O papa aproveitou para usar a metáfora esportiva ao abordar três diferentes sentidos da palavra "campo" a partir da parábola de Jesus sobre o semeador e a "semente" da palavra de Deus, no Evangelho de Mateus: o campo como local de semeadura, como local de treinamento esportivo e como canteiro de obras - nesse caso, com a ideia de "construir" uma nova Igreja Católica.

INCLUSÃO E PROTESTOS

É significativo que o papa tenha voltado a insistir no caráter inclusivo da fé: pediu que os jovens ajudassem a todos, "qualquer pessoa sem excluir nem marginalizar ninguém", e ressaltou que a Igreja Católica não deve ser "uma capelinha, onde cabe somente um grupinho de pessoas. Jesus nos pede que a sua Igreja viva seja tão grande que possa acolher toda a humanidade, que seja casa para todos".

Ao falar dos protestos e da busca por justiça social, Francisco voltou a citar Madre Teresa de Calcutá. "No coração jovem de vocês, existe o desejo de construir um mundo melhor.

"Acompanhei atentamente as notícias a respeito de muitos jovens que, em tantas partes do mundo, saíram pelas ruas para expressar o desejo de uma civilização mais justa e fraterna. Mas fica a pergunta: Por onde começar? Quais são os critérios para a construção de uma sociedade mais justa? Quando perguntaram a Madre Teresa de Calcutá o que devia mudar na Igreja, ela respondeu: você e eu!"

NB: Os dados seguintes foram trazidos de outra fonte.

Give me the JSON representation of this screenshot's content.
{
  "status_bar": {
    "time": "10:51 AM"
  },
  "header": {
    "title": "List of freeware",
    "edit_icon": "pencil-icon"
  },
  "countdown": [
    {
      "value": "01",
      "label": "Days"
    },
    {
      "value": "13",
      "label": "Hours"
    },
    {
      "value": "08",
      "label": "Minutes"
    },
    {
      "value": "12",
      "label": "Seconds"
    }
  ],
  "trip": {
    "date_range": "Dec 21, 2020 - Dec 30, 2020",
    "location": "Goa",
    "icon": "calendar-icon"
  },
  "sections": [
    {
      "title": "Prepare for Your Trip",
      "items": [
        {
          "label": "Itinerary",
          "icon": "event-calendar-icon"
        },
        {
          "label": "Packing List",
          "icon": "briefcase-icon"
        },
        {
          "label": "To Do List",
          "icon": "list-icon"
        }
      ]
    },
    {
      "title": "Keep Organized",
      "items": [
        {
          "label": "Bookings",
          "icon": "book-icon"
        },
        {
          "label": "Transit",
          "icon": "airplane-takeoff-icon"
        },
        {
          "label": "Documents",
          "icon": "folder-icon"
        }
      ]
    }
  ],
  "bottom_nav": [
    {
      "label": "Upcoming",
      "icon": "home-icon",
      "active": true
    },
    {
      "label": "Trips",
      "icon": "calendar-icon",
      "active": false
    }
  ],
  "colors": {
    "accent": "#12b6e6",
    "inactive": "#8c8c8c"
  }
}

As declarações podem ser lidas de múltiplas maneiras, claro. Os que louvam a preocupação social de Francisco decerto podem enxergar as frases como apoio do papa às manifestações recentes no país. Por outro lado, ele foi extremamente cuidadoso ao colocar o tema em termos essencialmente espirituais, e não políticos, sem dar nomes aos bois.